The U.S. Supreme Court has been the big news this week, with landmark 5-4 divided rulings. Their verdict on the Voting Rights Act sent reverberations across the South, indeed the entire nation, saying the mostly Southern states covered under the act no longer have to get pre-clearance from the US Department of Justice before making election changes.
The 1965 Voting Rights Act passed by President Lyndon Johnson addressed serious election problems of that era. It was needed and necessary to ensure minorities had access in states where Jim Crow laws previously prevented them from voting. The law worked in greatly reducing racial inequities. The court decision correctly stated that changes have occurred in the 40 years since the 1970’s revision of the act and the data used in Justice Department pre-clearance decisions is now outdated.
As expected, liberals and minorities are incensed at this decision, claiming that the progress made will be reversed and the rights of minorities will once again be violated. But a growing number, including North Carolina’s first African American Speaker of the House, Dan Blue, agree with the court it is time to for Congress to revise modern-day election practices that would justify a requirement of pre-clearance because the act is now being used legally to disadvantage minorities.
In order to ensure African Americans had not only access to vote, but also the ability to elect minorities to public office, the act sanctioned the drawing of special “majority minority” voting districts. Witness North Carolina’s “ink blot” 12th Congressional District, created with those weird shaped lines to include sufficiently large numbers of minorities and virtually guaranteeing a minority would win.

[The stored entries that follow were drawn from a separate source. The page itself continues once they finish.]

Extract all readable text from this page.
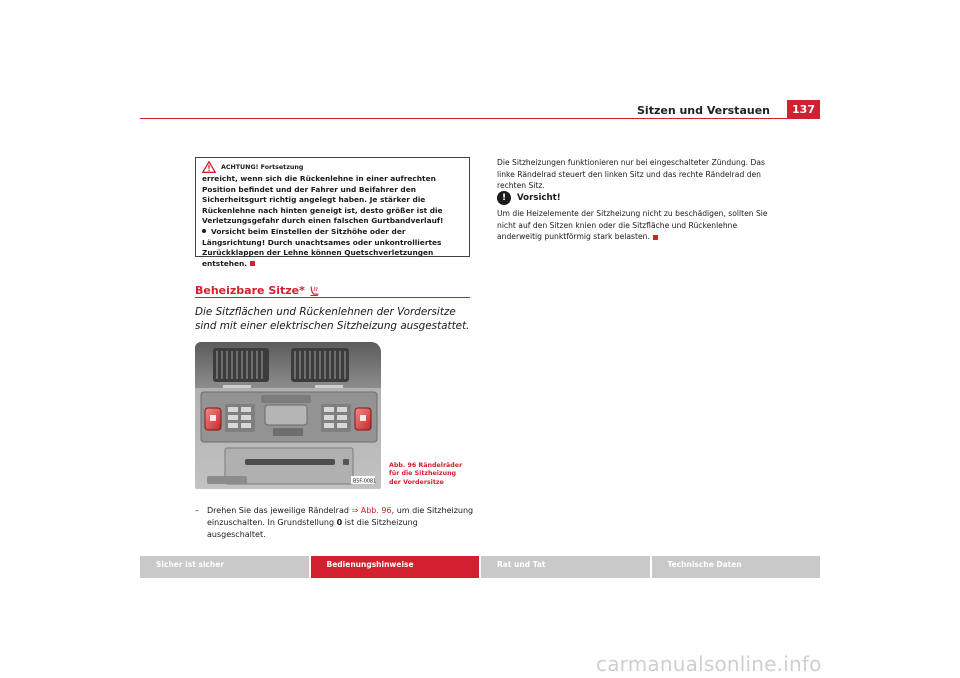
Sitzen und Verstauen	137
ACHTUNG! Fortsetzung

erreicht, wenn sich die Rückenlehne in einer aufrechten Position befindet und der Fahrer und Beifahrer den Sicherheitsgurt richtig angelegt haben. Je stärker die Rückenlehne nach hinten geneigt ist, desto größer ist die Verletzungsgefahr durch einen falschen Gurtbandverlauf!

Vorsicht beim Einstellen der Sitzhöhe oder der Längsrichtung! Durch unachtsames oder unkontrolliertes Zurückklappen der Lehne können Quetschverletzungen entstehen.

Beheizbare Sitze*

Die Sitzflächen und Rückenlehnen der Vordersitze sind mit einer elektrischen Sitzheizung ausgestattet.

B5F-0081

Abb. 96 Rändelräder für die Sitzheizung der Vordersitze

– Drehen Sie das jeweilige Rändelrad ⇒ Abb. 96, um die Sitzheizung einzuschalten. In Grundstellung 0 ist die Sitzheizung ausgeschaltet.

Die Sitzheizungen funktionieren nur bei eingeschalteter Zündung. Das linke Rändelrad steuert den linken Sitz und das rechte Rändelrad den rechten Sitz.

!	Vorsicht!

Um die Heizelemente der Sitzheizung nicht zu beschädigen, sollten Sie nicht auf den Sitzen knien oder die Sitzfläche und Rückenlehne anderweitig punktförmig stark belasten.

Sicher ist sicher	Bedienungshinweise	Rat und Tat	Technische Daten
carmanualsonline.info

But politicians being politicians, it wasn’t long before they figured out how they could comply with the law while making it work to their own political advantage. Democrats started this in most areas in the South, however the latest Republican redistricting in North Carolina took this practice to almost laughable levels, packing some districts with far more minorities than necessary to ensure minority victories, carving up cities, neighborhoods, even streets in neighborhoods, with high concentrations of one race, thereby ensuring one party or one race would win in other districts.
This type of gerrymandering is a blatant violation of the intent, if not the legality of the Voting Rights Act and tramples all over North Carolina’s Constitutional mandate that whole counties be kept within the same voting districts if at all possible. This latest court ruling provides our state more freedom in election changes but we hope our legislature will not respond by undoing the progress we’ve made. If so, North Carolina is likely find itself back in court charged with voting rights violations and, quite possibly, again being forced to follow strict federal mandates.
The 2008 presidential election and a history of statewide elections since the 1980’s have demonstrated that North Carolinians are willing to vote for and select minority candidates, so the court was right in saying that changing times require that concerns first addressed in the Voting Rights Act need revision, not just in the South but in all states. We must remain vigilant to ensure all races have equal opportunity to vote and elect candidates in order that a leveled playing field will remain level.